For the month, the 10-year note dropped 39.4 basis points, the 2-year note fell 45.1 basis points and the 30-year bond declined 35.4 basis points.
What are Treasurys doing?
Traders are now betting on the Fed to ease monetary policy even as economists say lower interest rates are ill-suited to soothing the supply shock resulting from the coronavirus epidemic. The fed fund futures market is now pricing in a 100% chance of at least one quarter percentage point rate cut at the Fed’s March 18 meeting
Dallas Fed President Robert Kaplan said he would be ready to make a decision at the March meeting, while St. Louis Fed President James Bullard said investors could be overestimating the economic damage from the coronavirus.
Fed Chairman Jerome Powell issued a statement on Friday that the economy’s foundations was strong, but that the central bank was ready to “act as appropriate” to support the economy. Analysts said the statement could point to potential Fed action in coming months.
Powell’s comments come as the week long selloff in global stock-markets sent investors scurrying into government bonds as the rising number of COVID-19 cases outside of China and its neighboring countries have added to concern the coronavirus epidemic will turn into a pandemic. With the global economy’s brief respite from international trade policy uncertainty terminated by the epidemic, analysts are reviewing forecasts for global economic growth.
The S&P 500 SPX, -0.82% index and the Dow Jones Industrial Average DJIA, -1.39% extended their losses, after both benchmarks recorded a correction this week. A correction is defined as a 10% drop from an intraday peak.
See: Here are 5 reasons the stock market is having its worst decline since 2008, and only one of them is the coronavirus
Read: Major bank economist says the coronavirus market reaction ‘boggles the mind’
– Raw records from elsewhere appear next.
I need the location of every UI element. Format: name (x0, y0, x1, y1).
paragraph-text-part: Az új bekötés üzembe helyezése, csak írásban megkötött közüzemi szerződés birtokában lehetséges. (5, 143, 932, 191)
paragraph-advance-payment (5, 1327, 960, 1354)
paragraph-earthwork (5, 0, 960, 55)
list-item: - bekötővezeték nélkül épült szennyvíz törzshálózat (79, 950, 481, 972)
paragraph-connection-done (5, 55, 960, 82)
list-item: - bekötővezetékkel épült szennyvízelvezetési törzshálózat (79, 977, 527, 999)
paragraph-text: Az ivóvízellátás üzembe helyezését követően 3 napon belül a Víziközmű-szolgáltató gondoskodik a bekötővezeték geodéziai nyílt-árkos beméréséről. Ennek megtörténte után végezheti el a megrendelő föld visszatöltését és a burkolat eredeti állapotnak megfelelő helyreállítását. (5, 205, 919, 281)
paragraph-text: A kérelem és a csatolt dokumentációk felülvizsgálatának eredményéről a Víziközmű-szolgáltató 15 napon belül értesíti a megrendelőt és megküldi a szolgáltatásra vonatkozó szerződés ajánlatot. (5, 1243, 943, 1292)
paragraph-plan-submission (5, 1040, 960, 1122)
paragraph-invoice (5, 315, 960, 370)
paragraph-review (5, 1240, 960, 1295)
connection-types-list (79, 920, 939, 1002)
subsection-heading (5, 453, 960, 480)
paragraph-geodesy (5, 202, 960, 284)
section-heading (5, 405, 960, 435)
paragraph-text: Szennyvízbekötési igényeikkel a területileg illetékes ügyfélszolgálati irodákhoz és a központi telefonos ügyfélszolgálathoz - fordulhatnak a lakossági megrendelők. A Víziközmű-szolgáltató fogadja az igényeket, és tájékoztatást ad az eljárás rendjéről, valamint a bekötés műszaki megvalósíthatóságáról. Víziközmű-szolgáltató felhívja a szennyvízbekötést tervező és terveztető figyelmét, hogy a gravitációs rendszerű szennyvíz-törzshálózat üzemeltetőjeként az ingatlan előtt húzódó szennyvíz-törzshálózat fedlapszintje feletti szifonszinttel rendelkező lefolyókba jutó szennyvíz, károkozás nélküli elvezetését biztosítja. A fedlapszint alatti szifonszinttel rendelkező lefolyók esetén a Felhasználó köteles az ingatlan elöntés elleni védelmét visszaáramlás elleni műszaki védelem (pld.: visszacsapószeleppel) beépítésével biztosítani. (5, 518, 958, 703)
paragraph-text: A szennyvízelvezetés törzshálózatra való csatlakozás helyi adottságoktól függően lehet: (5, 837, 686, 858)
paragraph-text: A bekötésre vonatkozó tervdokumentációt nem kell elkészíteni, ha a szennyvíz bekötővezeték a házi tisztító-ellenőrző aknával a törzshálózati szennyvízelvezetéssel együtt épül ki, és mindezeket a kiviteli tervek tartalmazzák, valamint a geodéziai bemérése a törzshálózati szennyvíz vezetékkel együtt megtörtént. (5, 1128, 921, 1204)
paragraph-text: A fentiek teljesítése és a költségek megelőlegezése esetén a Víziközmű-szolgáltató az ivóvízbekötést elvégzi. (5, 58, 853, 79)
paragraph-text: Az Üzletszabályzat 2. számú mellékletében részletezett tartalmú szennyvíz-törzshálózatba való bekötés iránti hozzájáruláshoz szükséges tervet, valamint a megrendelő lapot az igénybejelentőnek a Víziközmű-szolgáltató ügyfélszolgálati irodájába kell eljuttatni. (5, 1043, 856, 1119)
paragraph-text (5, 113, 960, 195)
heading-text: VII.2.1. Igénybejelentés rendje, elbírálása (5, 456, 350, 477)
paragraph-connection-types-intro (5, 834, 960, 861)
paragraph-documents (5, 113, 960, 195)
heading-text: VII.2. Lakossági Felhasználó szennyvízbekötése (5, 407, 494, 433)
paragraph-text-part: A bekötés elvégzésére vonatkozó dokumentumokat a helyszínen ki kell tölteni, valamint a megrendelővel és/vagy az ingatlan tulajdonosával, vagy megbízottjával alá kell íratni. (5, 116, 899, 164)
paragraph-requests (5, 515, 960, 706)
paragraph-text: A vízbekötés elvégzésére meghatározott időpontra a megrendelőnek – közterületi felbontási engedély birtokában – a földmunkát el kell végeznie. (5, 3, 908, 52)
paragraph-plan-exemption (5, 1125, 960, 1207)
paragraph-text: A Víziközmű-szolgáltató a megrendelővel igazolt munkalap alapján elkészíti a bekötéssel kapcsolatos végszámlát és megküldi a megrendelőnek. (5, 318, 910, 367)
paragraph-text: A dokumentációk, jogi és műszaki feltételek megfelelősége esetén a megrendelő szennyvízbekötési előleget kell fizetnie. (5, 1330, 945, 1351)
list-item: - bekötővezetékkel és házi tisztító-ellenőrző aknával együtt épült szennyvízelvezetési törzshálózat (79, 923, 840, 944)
BofA Global Research said $20 billion has departed from global equity funds this week, while bond funds attracted $12.9 billion over the same period.
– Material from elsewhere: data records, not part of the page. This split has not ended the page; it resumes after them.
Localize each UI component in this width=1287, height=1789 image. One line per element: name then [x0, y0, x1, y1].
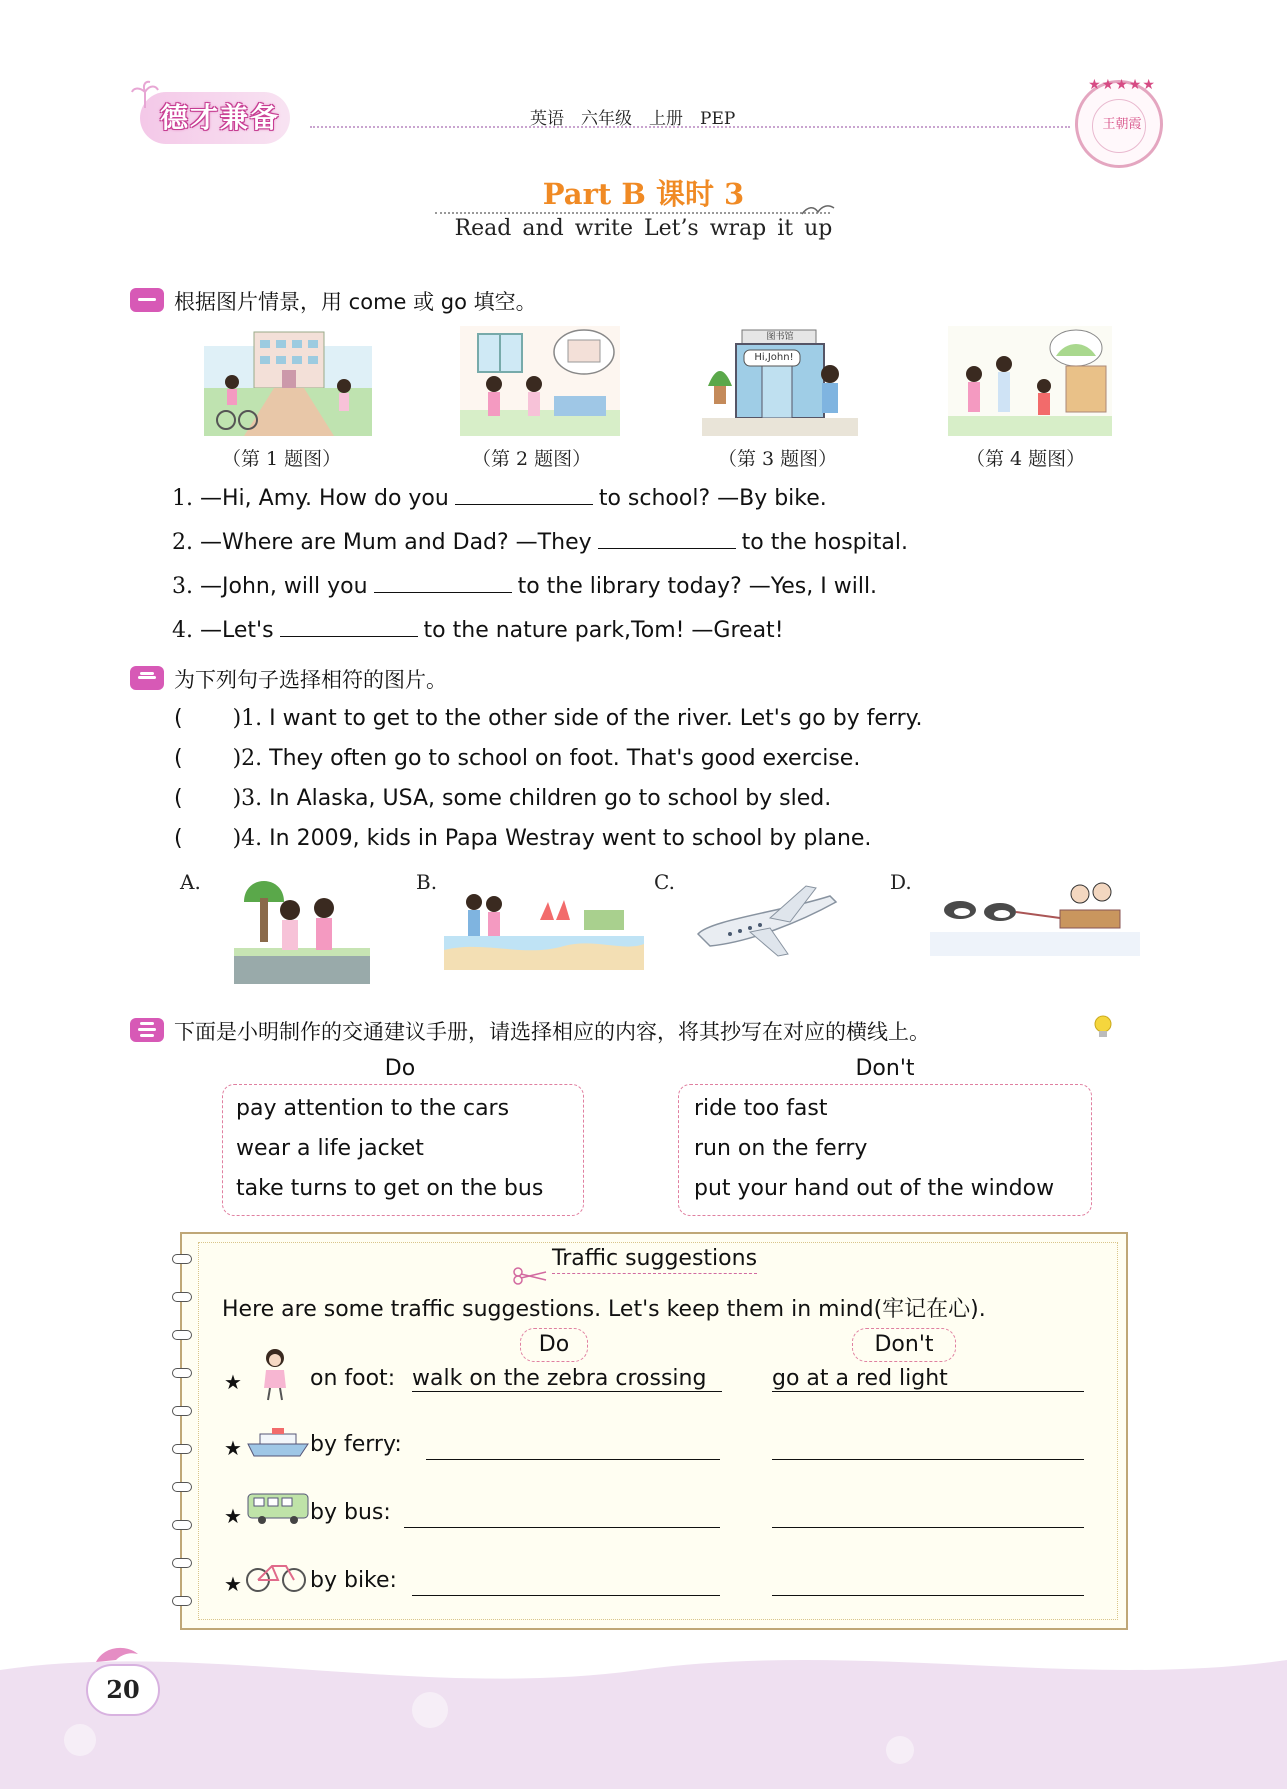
option-a-walking-picture	[234, 868, 370, 984]
do-column-head: Do	[384, 1056, 416, 1081]
notebook-do-label: Do	[520, 1328, 588, 1362]
question-text: to the nature park,Tom! —Great!	[423, 618, 784, 643]
option-label-a: A.	[180, 870, 201, 894]
question-text: —Hi, Amy. How do you	[200, 486, 449, 511]
row-label-on-foot: on foot:	[310, 1366, 396, 1391]
answer-paren[interactable]: (	[174, 706, 183, 731]
row-star: ★	[224, 1436, 242, 1460]
question-text: —Where are Mum and Dad? —They	[200, 530, 592, 555]
ferry-icon	[246, 1426, 310, 1460]
spiral-ring	[172, 1444, 192, 1454]
question-2	[172, 530, 908, 555]
caption-q4: （第 4 题图）	[966, 448, 1086, 470]
picture-q2	[460, 326, 620, 436]
caption-q3: （第 3 题图）	[718, 448, 838, 470]
answer-blank[interactable]	[598, 531, 736, 549]
do-answer-by-bus[interactable]	[404, 1500, 720, 1528]
spiral-ring	[172, 1330, 192, 1340]
question-text: to the library today? —Yes, I will.	[517, 574, 878, 599]
do-answer-on-foot[interactable]: walk on the zebra crossing	[412, 1366, 722, 1392]
notebook-title: Traffic suggestions	[552, 1246, 757, 1274]
dont-answer-by-ferry[interactable]	[772, 1432, 1084, 1460]
answer-paren[interactable]: (	[174, 746, 183, 771]
question-1	[172, 486, 827, 511]
option-label-d: D.	[890, 870, 912, 894]
section-1-instruction: 根据图片情景，用 come 或 go 填空。	[174, 290, 537, 314]
item-text: In Alaska, USA, some children go to school by sled.	[269, 786, 832, 811]
answer-blank[interactable]	[280, 619, 418, 637]
seal-text: 王朝霞	[1102, 117, 1142, 132]
item-number: )4.	[232, 826, 263, 851]
question-3	[172, 574, 877, 599]
spiral-ring	[172, 1596, 192, 1606]
caption-q1: （第 1 题图）	[222, 448, 342, 470]
question-text: to school? —By bike.	[598, 486, 827, 511]
scissors-icon	[512, 1266, 548, 1286]
option-c-plane-picture	[690, 876, 840, 966]
bike-icon	[244, 1558, 308, 1594]
choice-item-4	[174, 826, 871, 851]
dont-item: run on the ferry	[694, 1136, 868, 1161]
item-number: )1.	[232, 706, 263, 731]
row-label-by-bus: by bus:	[310, 1500, 391, 1525]
section-3-badge	[130, 1018, 164, 1042]
palm-tree-icon	[130, 80, 160, 110]
option-d-sled-picture	[930, 866, 1140, 956]
dont-column-head: Don't	[855, 1056, 915, 1081]
item-number: )3.	[232, 786, 263, 811]
question-number: 2.	[172, 530, 193, 555]
spiral-ring	[172, 1254, 192, 1264]
walking-girl-icon	[256, 1346, 294, 1402]
seal-stars: ★★★★★	[1088, 77, 1156, 93]
spiral-ring	[172, 1406, 192, 1416]
item-number: )2.	[232, 746, 263, 771]
row-label-by-bike: by bike:	[310, 1568, 397, 1593]
picture-q4	[948, 326, 1112, 436]
row-star: ★	[224, 1572, 242, 1596]
spiral-ring	[172, 1558, 192, 1568]
do-answer-by-bike[interactable]	[412, 1568, 720, 1596]
publisher-seal	[1075, 77, 1163, 168]
option-label-c: C.	[654, 870, 675, 894]
title-divider	[435, 212, 830, 214]
section-3-instruction: 下面是小明制作的交通建议手册，请选择相应的内容，将其抄写在对应的横线上。	[174, 1020, 930, 1044]
spiral-ring	[172, 1368, 192, 1378]
row-label-by-ferry: by ferry:	[310, 1432, 402, 1457]
dont-answer-by-bus[interactable]	[772, 1500, 1084, 1528]
dont-answer-on-foot[interactable]: go at a red light	[772, 1366, 1084, 1392]
question-number: 1.	[172, 486, 193, 511]
row-star: ★	[224, 1504, 242, 1528]
lightbulb-icon	[1092, 1014, 1114, 1040]
answer-paren[interactable]: (	[174, 826, 183, 851]
book-meta: 英语 六年级 上册 PEP	[530, 109, 736, 129]
dont-item: put your hand out of the window	[694, 1176, 1055, 1201]
footer-wave	[0, 1640, 1287, 1789]
item-text: I want to get to the other side of the river. Let's go by ferry.	[269, 706, 923, 731]
answer-paren[interactable]: (	[174, 786, 183, 811]
spiral-ring	[172, 1520, 192, 1530]
brand-name: 德才兼备	[160, 101, 281, 134]
item-text: They often go to school on foot. That's good exercise.	[269, 746, 861, 771]
do-answer-by-ferry[interactable]	[426, 1432, 720, 1460]
answer-blank[interactable]	[455, 487, 593, 505]
speech-bubble: Hi,John!	[754, 352, 794, 363]
do-item: take turns to get on the bus	[236, 1176, 544, 1201]
choice-item-1	[174, 706, 923, 731]
item-text: In 2009, kids in Papa Westray went to school by plane.	[269, 826, 872, 851]
option-b-ferry-picture	[444, 880, 644, 970]
page-subtitle: Read and write Let’s wrap it up	[454, 216, 833, 241]
question-text: to the hospital.	[741, 530, 908, 555]
choice-item-2	[174, 746, 860, 771]
question-text: —Let's	[200, 618, 274, 643]
row-star: ★	[224, 1370, 242, 1394]
do-item: pay attention to the cars	[236, 1096, 510, 1121]
question-number: 4.	[172, 618, 193, 643]
question-4	[172, 618, 784, 643]
library-sign: 图书馆	[766, 332, 794, 342]
answer-blank[interactable]	[374, 575, 512, 593]
section-1-badge	[130, 288, 164, 312]
do-item: wear a life jacket	[236, 1136, 424, 1161]
spiral-ring	[172, 1292, 192, 1302]
question-text: —John, will you	[200, 574, 368, 599]
bus-icon	[246, 1490, 310, 1526]
notebook-dont-label: Don't	[852, 1328, 956, 1362]
choice-item-3	[174, 786, 831, 811]
page-title: Part B 课时 3	[542, 177, 745, 211]
option-label-b: B.	[416, 870, 438, 894]
section-2-instruction: 为下列句子选择相符的图片。	[174, 668, 447, 692]
notebook-intro: Here are some traffic suggestions. Let's keep them in mind(牢记在心).	[222, 1297, 986, 1322]
page-number: 20	[86, 1664, 160, 1716]
picture-q1	[204, 326, 372, 436]
spiral-ring	[172, 1482, 192, 1492]
caption-q2: （第 2 题图）	[472, 448, 592, 470]
section-2-badge	[130, 666, 164, 690]
dont-item: ride too fast	[694, 1096, 828, 1121]
question-number: 3.	[172, 574, 193, 599]
dont-answer-by-bike[interactable]	[772, 1568, 1084, 1596]
brand-logo	[130, 88, 300, 148]
picture-q3	[702, 326, 858, 436]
See: Bets on Interest Rate Cuts Escalate
What did market participants’ say?
“Up until this point, guidance from the Fed had suggested that they were still firmly in “wait-and-see” mode, preferring to wait until they had economic data in hand that showed the coronavirus was having a negative impact on the US economy. [Powell’s] statement shows a significant dovish pivot,” wrote Thomas Simons, senior money market economist at Jefferies.
“If inflation expectations remain this low during the spring, the Fed has to consider the implications for monetary policy beyond the epidemic and investors have to consider extended low rates,” said Jim Vogel, an interest-rate strategist for FHN Financial, in a note.
Inflation expectations over the next decade based on Treasury inflation-protected securities stood at 1.41% on Friday, a sharp drop from 1.80% in Jan. 2, according to Tradeweb.
What else is on investors’ radar?
Economic data highlighted the health of consumers, but were overshadowed by the coronavirus concerns. The U.S. trade deficit in goods narrowed to $65.5 billion in January. Personal income rose 0.6% last month, while consumer spending increased by 0.2%.